Weiter oben dann ein grandioser Ausblick. Unten im Tal liegt Gstaad, umrahmt von einer Kette im Sonnenlicht funkelnder 3-Tausender, na ja, vielleicht auch nur 2-1/2-Tausender.

15:15

Die Blade steht am Ortseingang von Gstaad, in der Nähe endet eine Skipiste. Die Blicke, die die Kapuzenmänner und Daunenmäuse mir und dem Motorrad zuwerfen, lassen die Frage aufkommen, ob nicht einer fehl am Platz ist. Aber vielleicht ist es auch nur das erste Motorrad, das sie heuer überhaupt sehen. Gegenüber meinem ursprünglichen Zeitplan bin ich nun 2h zurück, mit Skifahren wird es also diesmal nichts, aber die Zeit reicht für einen Cappucino und einen Bummel durch den Ort. 6,80 SFR für 2 Tassen Kaffee sind in Ordnung, wo das Geld verdient wird, zeigt sich in den Schaufenstern.

16:15

Es geht zurück. Als Beweis muss eine Tankquittung von Gstaad herhalten, obwohl es nicht unbedingt nötig wäre. Dafür kommt die Blade zum ersten Mal in den Genuss einer Tankstelle mit Bedienung; anscheinend hat man das hier so. Der Tankwart, der sonst bevorzugt die Scheiben von Range Rovers und ähnlichem reinigt, widmet sich mit gleicher Hingabe den Scheinwerfern der Blade und dem Visier(!) meines Helmes.

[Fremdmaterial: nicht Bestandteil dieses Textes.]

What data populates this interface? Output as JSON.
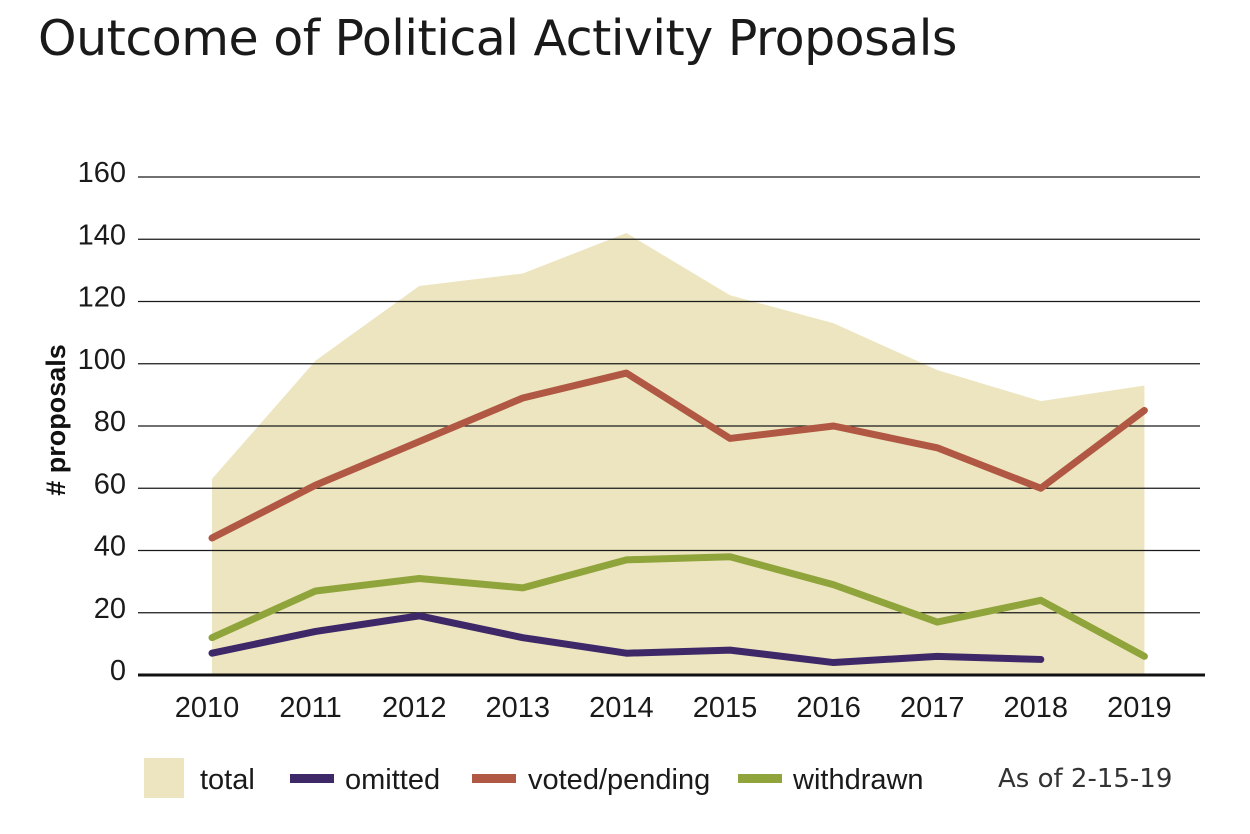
{
  "title": "Outcome of Political Activity Proposals",
  "note": "As of 2-15-19",
  "chart_data": {
    "type": "line",
    "title": "Outcome of Political Activity Proposals",
    "xlabel": "",
    "ylabel": "# proposals",
    "categories": [
      "2010",
      "2011",
      "2012",
      "2013",
      "2014",
      "2015",
      "2016",
      "2017",
      "2018",
      "2019"
    ],
    "y_ticks": [
      0,
      20,
      40,
      60,
      80,
      100,
      120,
      140,
      160
    ],
    "ylim": [
      0,
      160
    ],
    "grid": true,
    "legend_position": "bottom",
    "series": [
      {
        "name": "total",
        "kind": "area",
        "color": "#ede5bf",
        "values": [
          63,
          101,
          125,
          129,
          142,
          122,
          113,
          98,
          88,
          93
        ]
      },
      {
        "name": "omitted",
        "kind": "line",
        "color": "#3f2868",
        "values": [
          7,
          14,
          19,
          12,
          7,
          8,
          4,
          6,
          5,
          null
        ]
      },
      {
        "name": "voted/pending",
        "kind": "line",
        "color": "#b05843",
        "values": [
          44,
          61,
          75,
          89,
          97,
          76,
          80,
          73,
          60,
          85
        ]
      },
      {
        "name": "withdrawn",
        "kind": "line",
        "color": "#8fa43a",
        "values": [
          12,
          27,
          31,
          28,
          37,
          38,
          29,
          17,
          24,
          6
        ]
      }
    ]
  }
}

Auf der Talfahrt plötzlich ein unmotivierter Stau. Geübt im Passieren fahre ich vor und sehe den Grund nicht. Die Weiterfahrt bringt die Wahrheit zu Tage, die blinkenden Rotlichtampeln an der Seite sind wohl nicht für Fußgänger gedacht sondern sollen den herannahenden Verkehr vor den sich senkenden Schranken warnen. Mit mir nicht! Hergebrannt!

Pünktlich zum Feierabendverkehr bin ich wieder in Thun. Keine Ahnung ob es ein neuer Stau ist oder der gleiche nur in die andere Richtung, versuche ich nochmal eine Klärung der Verkehrsordnung. Es gelingt mir nicht. Später werde ich die Schweiz verlassen und immer noch nicht wissen, was nun erlaubt ist.

Es ist dunkel und es wird kalt, irgendwo zeigt ein Thermometer -2 °C und 18:00. Da von der Landschaft eh nichts mehr zu erkennen ist, nehme ich die gleiche Strecke wie bei der Hinfahrt. Shell hat anscheinend eine Serviceoffensive gestartet, auch um 19:30 gibt es noch besetzte Stationen statt der sonst üblichen Automatenanlagen.

Zurück auf der B314 führt ein kurzer Halt zu einer unangenehmen Erkenntnis. Das Motorrad quittiert das Anfahren mit einem heftigen Querstehen des Hinterrades. Es wird doch nicht glatt sein? Doch, es ist. Zwar noch nicht gefroren, aber auch nicht weit davon entfernt. Eiskalt passe ich eine Dose ab, in der Hoffnung, dass, wo die durchkommt ich auch durchkomme, und wenn ich dennoch stürze dann lieber dahinter als davor.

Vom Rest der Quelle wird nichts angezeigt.